Prosper Waco is getting nearly $500,000 in national-level expert help to get started tackling Waco’s biggest social and economic challenges.

The federally funded National Resource Network will spend the next year helping the antipoverty initiative to create detailed strategies to improve income, health and education levels in Greater Waco.

Network officials on Sept. 8 will begin a series of monthly visits to help Waco realize the goals articulated by the Prosper Waco planning process.

Waco stood out among cities nationwide that applied for the help and will get the most substantial assistance, with an “all-star team” of experts in education, health and economic development, said David Eichenthal, the network’s executive director, who has agreed to directly oversee the Waco process.

“What we are really focusing on is going to places that are ready and willing,” he told Waco City Council members last week.

“We asked, ‘Is this is a project or a program, or are you really trying to change the way you’re doing business?’ I thought it was incredibly impressive that there was a clarity of purpose that we’re really trying to change the way we do things.”

The council agreed in a memorandum of understanding to pay $122,000 to match the network’s funding of about $370,000. The work includes meeting with leaders in all sectors of the Waco community and creating strategic plans based on demographic research and “best practices” in other cities.

Waco Mayor Malcolm Duncan Jr. said the network will help Prosper Waco, which officially began work in February, get off on the right foot.

“It’s so critical that we are successful early on,” he said. “We can’t wait three years to be successful. This gives us much stronger footing to build on.”
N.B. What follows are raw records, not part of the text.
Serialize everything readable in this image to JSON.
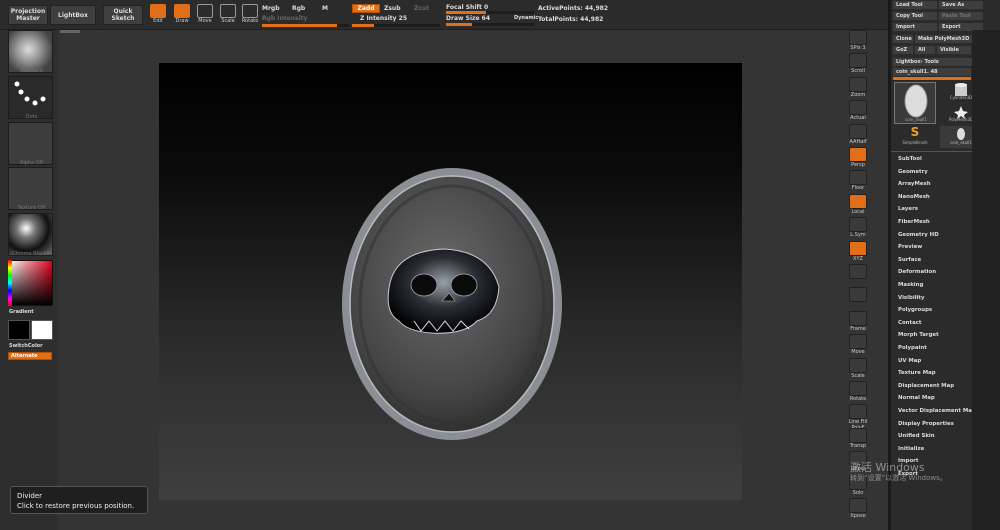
{
  "toolbar": {
    "projection_master": "Projection Master",
    "lightbox": "LightBox",
    "quick_sketch": "Quick Sketch",
    "edit": "Edit",
    "draw": "Draw",
    "move": "Move",
    "scale": "Scale",
    "rotate": "Rotate",
    "mrgb": "Mrgb",
    "rgb": "Rgb",
    "m": "M",
    "rgb_intensity": "Rgb Intensity",
    "zadd": "Zadd",
    "zsub": "Zsub",
    "zcut": "Zcut",
    "z_intensity": "Z Intensity 25",
    "focal_shift": "Focal Shift 0",
    "draw_size": "Draw Size 64",
    "dynamic": "Dynamic",
    "active_points": "ActivePoints: 44,982",
    "total_points": "TotalPoints: 44,982",
    "z_intensity_value": 25,
    "draw_size_value": 64
  },
  "left": {
    "brush_label": "Standard",
    "stroke_label": "Dots",
    "alpha_label": "Alpha Off",
    "texture_label": "Texture Off",
    "material_label": "Chrome BlackM",
    "gradient": "Gradient",
    "switch_color": "SwitchColor",
    "alternate": "Alternate"
  },
  "right_tools": [
    "SPix 3",
    "Scroll",
    "Zoom",
    "Actual",
    "AAHalf",
    "Persp",
    "Floor",
    "Local",
    "L.Sym",
    "XYZ",
    "",
    "",
    "Frame",
    "Move",
    "Scale",
    "Rotate",
    "Line Fill PolyF",
    "Transp",
    "Ghost",
    "Solo",
    "Xpose"
  ],
  "panel": {
    "load_tool": "Load Tool",
    "save_as": "Save As",
    "copy_tool": "Copy Tool",
    "paste_tool": "Paste Tool",
    "import": "Import",
    "export": "Export",
    "clone": "Clone",
    "make_polymesh": "Make PolyMesh3D",
    "goz": "GoZ",
    "all": "All",
    "visible": "Visible",
    "r": "R",
    "lightbox_tools": "Lightbox› Tools",
    "tool_name": "coin_skull1. 48",
    "thumbs": [
      "coin_skull1",
      "Cylinder3D",
      "SimpleBrush",
      "PolyMesh3D",
      "coin_skull1"
    ],
    "menu": [
      "SubTool",
      "Geometry",
      "ArrayMesh",
      "NanoMesh",
      "Layers",
      "FiberMesh",
      "Geometry HD",
      "Preview",
      "Surface",
      "Deformation",
      "Masking",
      "Visibility",
      "Polygroups",
      "Contact",
      "Morph Target",
      "Polypaint",
      "UV Map",
      "Texture Map",
      "Displacement Map",
      "Normal Map",
      "Vector Displacement Map",
      "Display Properties",
      "Unified Skin",
      "Initialize",
      "Import",
      "Export"
    ]
  },
  "tooltip": {
    "title": "Divider",
    "text": "Click to restore previous position."
  },
  "watermark": {
    "line1": "激活 Windows",
    "line2": "转到“设置”以激活 Windows。"
  }
}
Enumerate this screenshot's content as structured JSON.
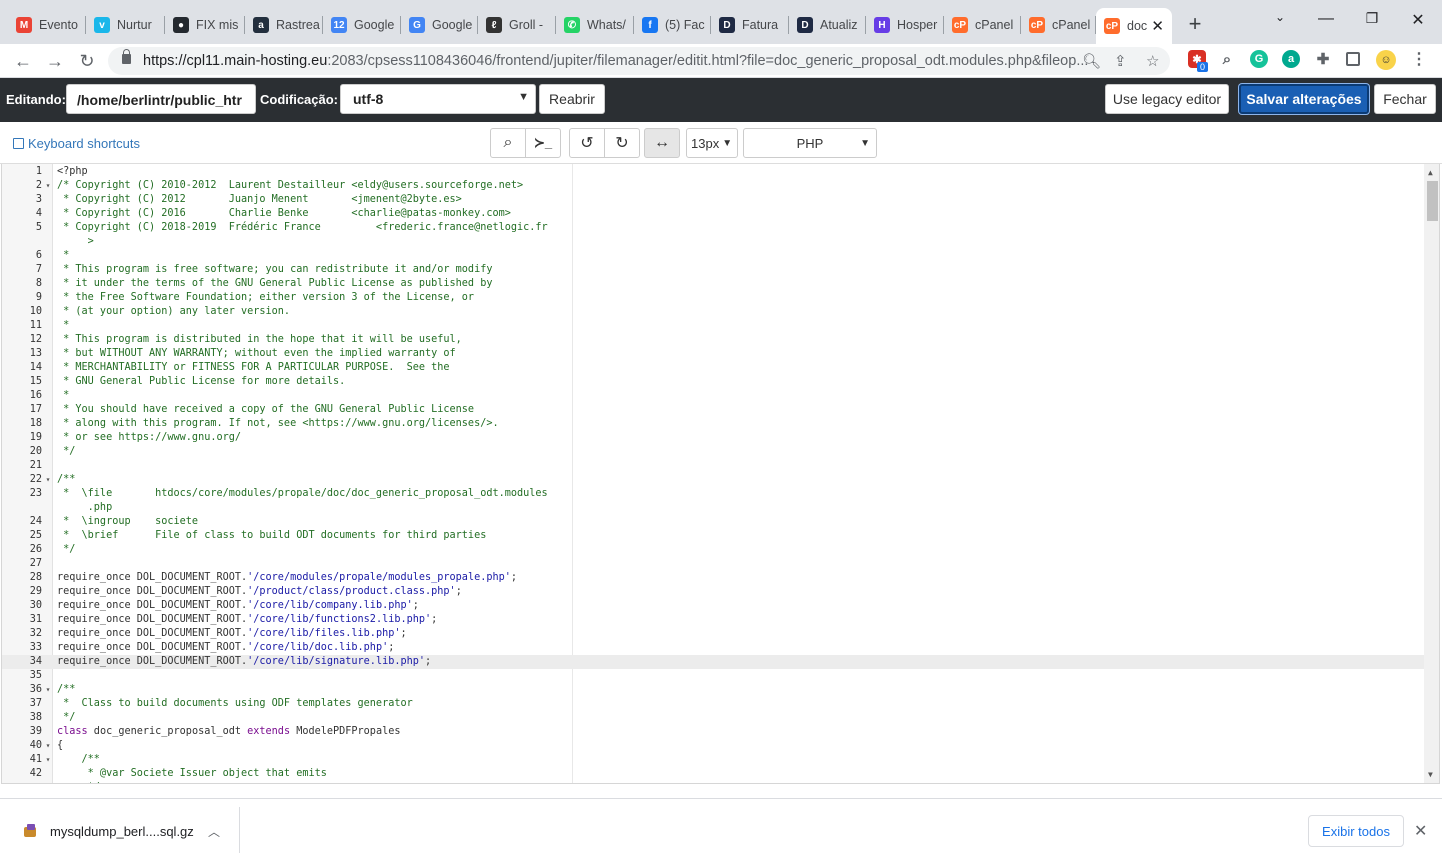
{
  "browser": {
    "tabs": [
      {
        "title": "Evento",
        "icon": "gmail-icon",
        "color": "#ea4335",
        "glyph": "M"
      },
      {
        "title": "Nurtur",
        "icon": "vimeo-icon",
        "color": "#1ab7ea",
        "glyph": "v"
      },
      {
        "title": "FIX mis",
        "icon": "github-icon",
        "color": "#24292f",
        "glyph": "●"
      },
      {
        "title": "Rastrea",
        "icon": "amazon-icon",
        "color": "#232f3e",
        "glyph": "a"
      },
      {
        "title": "Google",
        "icon": "google-calendar-icon",
        "color": "#4285f4",
        "glyph": "12"
      },
      {
        "title": "Google",
        "icon": "google-translate-icon",
        "color": "#4285f4",
        "glyph": "G"
      },
      {
        "title": "Groll -",
        "icon": "groll-icon",
        "color": "#333333",
        "glyph": "ℓ"
      },
      {
        "title": "Whats/",
        "icon": "whatsapp-icon",
        "color": "#25d366",
        "glyph": "✆"
      },
      {
        "title": "(5) Fac",
        "icon": "facebook-icon",
        "color": "#1877f2",
        "glyph": "f"
      },
      {
        "title": "Fatura",
        "icon": "d-app-icon",
        "color": "#1f2a44",
        "glyph": "D"
      },
      {
        "title": "Atualiz",
        "icon": "d-app-icon",
        "color": "#1f2a44",
        "glyph": "D"
      },
      {
        "title": "Hosper",
        "icon": "hostinger-icon",
        "color": "#673de6",
        "glyph": "H"
      },
      {
        "title": "cPanel",
        "icon": "cpanel-icon",
        "color": "#ff6c2c",
        "glyph": "cP"
      },
      {
        "title": "cPanel",
        "icon": "cpanel-icon",
        "color": "#ff6c2c",
        "glyph": "cP"
      },
      {
        "title": "doc",
        "icon": "cpanel-icon",
        "color": "#ff6c2c",
        "glyph": "cP",
        "active": true
      }
    ],
    "new_tab": "+",
    "url_host": "https://cpl11.main-hosting.eu",
    "url_rest": ":2083/cpsess1108436046/frontend/jupiter/filemanager/editit.html?file=doc_generic_proposal_odt.modules.php&fileop...",
    "extension_badge": "0"
  },
  "cpanel": {
    "editing_label": "Editando:",
    "path_value": "/home/berlintr/public_htr",
    "encoding_label": "Codificação:",
    "encoding_value": "utf-8",
    "reopen_button": "Reabrir",
    "legacy_button": "Use legacy editor",
    "save_button": "Salvar alterações",
    "close_button": "Fechar",
    "keyboard_shortcuts": "Keyboard shortcuts",
    "font_size": "13px",
    "mode": "PHP"
  },
  "editor": {
    "active_line": 34,
    "lines": [
      {
        "n": "1",
        "fold": "",
        "t": "<?php",
        "c": "php"
      },
      {
        "n": "2",
        "fold": "▾",
        "t": "/* Copyright (C) 2010-2012  Laurent Destailleur <eldy@users.sourceforge.net>",
        "c": "com"
      },
      {
        "n": "3",
        "fold": "",
        "t": " * Copyright (C) 2012       Juanjo Menent       <jmenent@2byte.es>",
        "c": "com"
      },
      {
        "n": "4",
        "fold": "",
        "t": " * Copyright (C) 2016       Charlie Benke       <charlie@patas-monkey.com>",
        "c": "com"
      },
      {
        "n": "5",
        "fold": "",
        "t": " * Copyright (C) 2018-2019  Frédéric France         <frederic.france@netlogic.fr",
        "c": "com"
      },
      {
        "n": "",
        "fold": "",
        "t": "     >",
        "c": "com"
      },
      {
        "n": "6",
        "fold": "",
        "t": " *",
        "c": "com"
      },
      {
        "n": "7",
        "fold": "",
        "t": " * This program is free software; you can redistribute it and/or modify",
        "c": "com"
      },
      {
        "n": "8",
        "fold": "",
        "t": " * it under the terms of the GNU General Public License as published by",
        "c": "com"
      },
      {
        "n": "9",
        "fold": "",
        "t": " * the Free Software Foundation; either version 3 of the License, or",
        "c": "com"
      },
      {
        "n": "10",
        "fold": "",
        "t": " * (at your option) any later version.",
        "c": "com"
      },
      {
        "n": "11",
        "fold": "",
        "t": " *",
        "c": "com"
      },
      {
        "n": "12",
        "fold": "",
        "t": " * This program is distributed in the hope that it will be useful,",
        "c": "com"
      },
      {
        "n": "13",
        "fold": "",
        "t": " * but WITHOUT ANY WARRANTY; without even the implied warranty of",
        "c": "com"
      },
      {
        "n": "14",
        "fold": "",
        "t": " * MERCHANTABILITY or FITNESS FOR A PARTICULAR PURPOSE.  See the",
        "c": "com"
      },
      {
        "n": "15",
        "fold": "",
        "t": " * GNU General Public License for more details.",
        "c": "com"
      },
      {
        "n": "16",
        "fold": "",
        "t": " *",
        "c": "com"
      },
      {
        "n": "17",
        "fold": "",
        "t": " * You should have received a copy of the GNU General Public License",
        "c": "com"
      },
      {
        "n": "18",
        "fold": "",
        "t": " * along with this program. If not, see <https://www.gnu.org/licenses/>.",
        "c": "com"
      },
      {
        "n": "19",
        "fold": "",
        "t": " * or see https://www.gnu.org/",
        "c": "com"
      },
      {
        "n": "20",
        "fold": "",
        "t": " */",
        "c": "com"
      },
      {
        "n": "21",
        "fold": "",
        "t": "",
        "c": "php"
      },
      {
        "n": "22",
        "fold": "▾",
        "t": "/**",
        "c": "com"
      },
      {
        "n": "23",
        "fold": "",
        "t": " *  \\file       htdocs/core/modules/propale/doc/doc_generic_proposal_odt.modules",
        "c": "com"
      },
      {
        "n": "",
        "fold": "",
        "t": "     .php",
        "c": "com"
      },
      {
        "n": "24",
        "fold": "",
        "t": " *  \\ingroup    societe",
        "c": "com"
      },
      {
        "n": "25",
        "fold": "",
        "t": " *  \\brief      File of class to build ODT documents for third parties",
        "c": "com"
      },
      {
        "n": "26",
        "fold": "",
        "t": " */",
        "c": "com"
      },
      {
        "n": "27",
        "fold": "",
        "t": "",
        "c": "php"
      },
      {
        "n": "28",
        "fold": "",
        "pre": "require_once DOL_DOCUMENT_ROOT.",
        "str": "'/core/modules/propale/modules_propale.php'",
        "post": ";",
        "c": "req"
      },
      {
        "n": "29",
        "fold": "",
        "pre": "require_once DOL_DOCUMENT_ROOT.",
        "str": "'/product/class/product.class.php'",
        "post": ";",
        "c": "req"
      },
      {
        "n": "30",
        "fold": "",
        "pre": "require_once DOL_DOCUMENT_ROOT.",
        "str": "'/core/lib/company.lib.php'",
        "post": ";",
        "c": "req"
      },
      {
        "n": "31",
        "fold": "",
        "pre": "require_once DOL_DOCUMENT_ROOT.",
        "str": "'/core/lib/functions2.lib.php'",
        "post": ";",
        "c": "req"
      },
      {
        "n": "32",
        "fold": "",
        "pre": "require_once DOL_DOCUMENT_ROOT.",
        "str": "'/core/lib/files.lib.php'",
        "post": ";",
        "c": "req"
      },
      {
        "n": "33",
        "fold": "",
        "pre": "require_once DOL_DOCUMENT_ROOT.",
        "str": "'/core/lib/doc.lib.php'",
        "post": ";",
        "c": "req"
      },
      {
        "n": "34",
        "fold": "",
        "pre": "require_once DOL_DOCUMENT_ROOT.",
        "str": "'/core/lib/signature.lib.php'",
        "post": ";",
        "c": "req"
      },
      {
        "n": "35",
        "fold": "",
        "t": "",
        "c": "php"
      },
      {
        "n": "36",
        "fold": "▾",
        "t": "/**",
        "c": "com"
      },
      {
        "n": "37",
        "fold": "",
        "t": " *  Class to build documents using ODF templates generator",
        "c": "com"
      },
      {
        "n": "38",
        "fold": "",
        "t": " */",
        "c": "com"
      },
      {
        "n": "39",
        "fold": "",
        "kw1": "class",
        "mid": " doc_generic_proposal_odt ",
        "kw2": "extends",
        "post": " ModelePDFPropales",
        "c": "cls"
      },
      {
        "n": "40",
        "fold": "▾",
        "t": "{",
        "c": "php"
      },
      {
        "n": "41",
        "fold": "▾",
        "t": "    /**",
        "c": "com"
      },
      {
        "n": "42",
        "fold": "",
        "t": "     * @var Societe Issuer object that emits",
        "c": "com"
      },
      {
        "n": "",
        "fold": "",
        "t": "     */",
        "c": "com"
      }
    ]
  },
  "downloads": {
    "file_name": "mysqldump_berl....sql.gz",
    "show_all": "Exibir todos"
  }
}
The idea of Prosper Waco is to align existing community institutions around common goals to help residents move up the economic ladder.

Prosper Waco last month adopted five-year targets for community goals such as improving kindergarten-readiness and college completion, reducing the number of uninsured residents and decreasing unemployment and poverty rates.
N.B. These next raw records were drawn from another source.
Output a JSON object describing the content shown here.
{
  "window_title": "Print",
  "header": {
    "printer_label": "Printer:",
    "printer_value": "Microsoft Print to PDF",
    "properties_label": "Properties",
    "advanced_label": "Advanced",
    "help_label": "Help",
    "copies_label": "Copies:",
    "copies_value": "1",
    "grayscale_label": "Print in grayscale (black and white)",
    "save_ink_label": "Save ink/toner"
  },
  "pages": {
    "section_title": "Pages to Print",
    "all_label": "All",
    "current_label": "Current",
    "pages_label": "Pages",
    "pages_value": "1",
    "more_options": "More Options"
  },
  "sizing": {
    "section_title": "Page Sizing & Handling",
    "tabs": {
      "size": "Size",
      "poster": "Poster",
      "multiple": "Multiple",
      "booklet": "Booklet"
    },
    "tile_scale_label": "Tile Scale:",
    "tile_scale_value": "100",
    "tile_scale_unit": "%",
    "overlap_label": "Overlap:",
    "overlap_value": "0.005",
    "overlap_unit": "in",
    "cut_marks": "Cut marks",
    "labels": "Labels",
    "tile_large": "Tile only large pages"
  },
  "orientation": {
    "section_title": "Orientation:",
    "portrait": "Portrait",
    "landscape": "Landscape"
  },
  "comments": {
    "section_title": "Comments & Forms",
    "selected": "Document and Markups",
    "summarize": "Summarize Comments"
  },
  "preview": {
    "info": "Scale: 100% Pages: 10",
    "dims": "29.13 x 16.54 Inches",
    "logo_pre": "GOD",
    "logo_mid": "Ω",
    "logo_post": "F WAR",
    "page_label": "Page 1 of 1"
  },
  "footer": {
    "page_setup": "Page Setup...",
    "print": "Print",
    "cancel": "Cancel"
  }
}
Prosper Waco Executive Director Matthew Polk said Waco leaders need some expertise to develop strategies to realize those ambitions.

For example, it’s hard to know where to begin tackling the goal of increasing employment among young adults, he said.
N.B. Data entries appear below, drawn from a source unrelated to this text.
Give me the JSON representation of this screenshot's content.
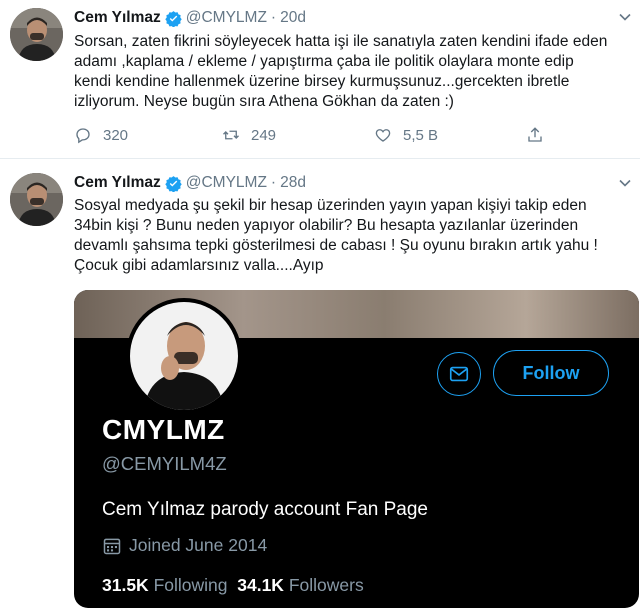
{
  "tweets": [
    {
      "name": "Cem Yılmaz",
      "handle": "@CMYLMZ",
      "separator": "·",
      "time": "20d",
      "lines": [
        "Sorsan, zaten fikrini söyleyecek hatta işi ile sanatıyla zaten kendini ifade eden",
        "adamı ,kaplama / ekleme / yapıştırma çaba ile politik olaylara monte edip",
        "kendi kendine hallenmek üzerine birsey kurmuşsunuz...gercekten ibretle",
        "izliyorum. Neyse bugün sıra Athena Gökhan da zaten :)"
      ],
      "replies": "320",
      "retweets": "249",
      "likes": "5,5 B"
    },
    {
      "name": "Cem Yılmaz",
      "handle": "@CMYLMZ",
      "separator": "·",
      "time": "28d",
      "lines": [
        "Sosyal medyada şu şekil bir hesap üzerinden yayın yapan kişiyi takip eden",
        "34bin kişi ? Bunu neden yapıyor olabilir? Bu hesapta yazılanlar üzerinden",
        "devamlı şahsıma tepki gösterilmesi de cabası ! Şu oyunu bırakın artık yahu !",
        "Çocuk gibi adamlarsınız valla....Ayıp"
      ],
      "card": {
        "display_name": "CMYLMZ",
        "handle": "@CEMYILM4Z",
        "bio": "Cem Yılmaz parody account Fan Page",
        "joined": "Joined June 2014",
        "following_count": "31.5K",
        "following_label": "Following",
        "followers_count": "34.1K",
        "followers_label": "Followers",
        "follow_button": "Follow",
        "icons": [
          "mail-icon",
          "calendar-icon"
        ]
      }
    }
  ],
  "colors": {
    "accent": "#1da1f2",
    "muted": "#657786",
    "card_bg": "#000000"
  }
}
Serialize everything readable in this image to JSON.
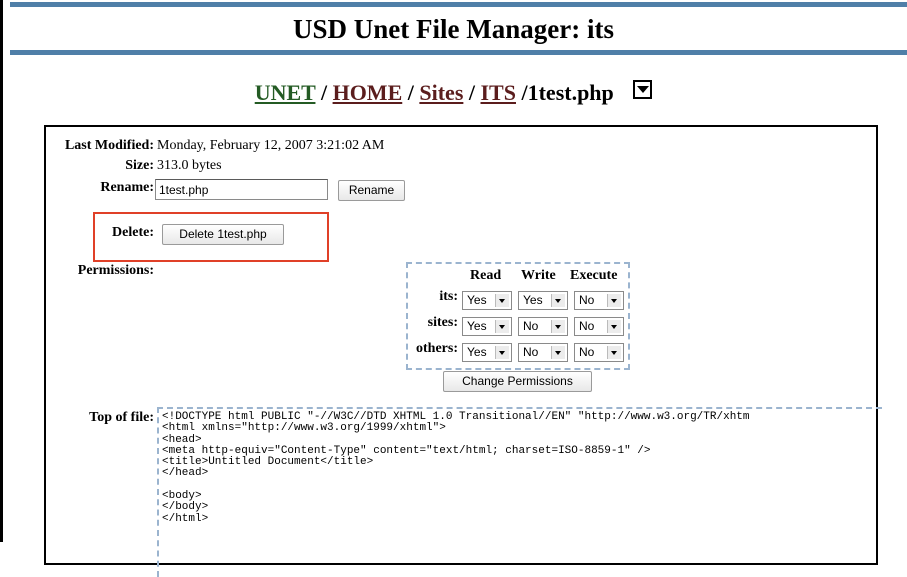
{
  "header": {
    "title": "USD Unet File Manager: its"
  },
  "breadcrumb": {
    "items": [
      "UNET",
      "HOME",
      "Sites",
      "ITS"
    ],
    "separator": "/",
    "current": "/1test.php",
    "menu_icon": "chevron-down-icon"
  },
  "file": {
    "last_modified_label": "Last Modified:",
    "last_modified": "Monday, February 12, 2007 3:21:02 AM",
    "size_label": "Size:",
    "size": "313.0 bytes",
    "rename_label": "Rename:",
    "rename_value": "1test.php",
    "rename_button": "Rename",
    "delete_label": "Delete:",
    "delete_button": "Delete 1test.php"
  },
  "permissions": {
    "label": "Permissions:",
    "columns": [
      "Read",
      "Write",
      "Execute"
    ],
    "rows": [
      {
        "name": "its:",
        "values": [
          "Yes",
          "Yes",
          "No"
        ]
      },
      {
        "name": "sites:",
        "values": [
          "Yes",
          "No",
          "No"
        ]
      },
      {
        "name": "others:",
        "values": [
          "Yes",
          "No",
          "No"
        ]
      }
    ],
    "button": "Change Permissions"
  },
  "preview": {
    "label": "Top of file:",
    "content": "<!DOCTYPE html PUBLIC \"-//W3C//DTD XHTML 1.0 Transitional//EN\" \"http://www.w3.org/TR/xhtm\n<html xmlns=\"http://www.w3.org/1999/xhtml\">\n<head>\n<meta http-equiv=\"Content-Type\" content=\"text/html; charset=ISO-8859-1\" />\n<title>Untitled Document</title>\n</head>\n\n<body>\n</body>\n</html>"
  },
  "colors": {
    "band": "#4f7fa8",
    "highlight": "#e04028",
    "dashed": "#9bb4cf",
    "link": "#5b1d1d",
    "root_link": "#245b24"
  }
}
A recent study by the Upjohn Institute found that some 1,900 people ages 16 to 24 are “disengaged” — not going to school or working. Prosper Waco’s goal is to get 900 of them into the workforce or education system.

“We want to get more young people in the community on the job or in a classroom in a way that helps their long-term success,” Polk said. “The very real question is: How do you find this youth cohort? And how do you provide support and access to make sure that more of them take advantage of these opportunities?”

Duncan said he thinks the opportunities exist for those young adults to be successful.

“If we can put a name and a face to those 1,900 16- to-24-year-olds, I know we have the resources to get them a job or into a classroom,” he said.

But he said there is a “huge disconnect” between needs and resources in Waco, one that the National Resource Network can help bridge.

“That’s been our talk all along,” he said. “We don’t need a lot of outside money. We need strategies. We need specific guidance, and we need some help in connecting all the resources.”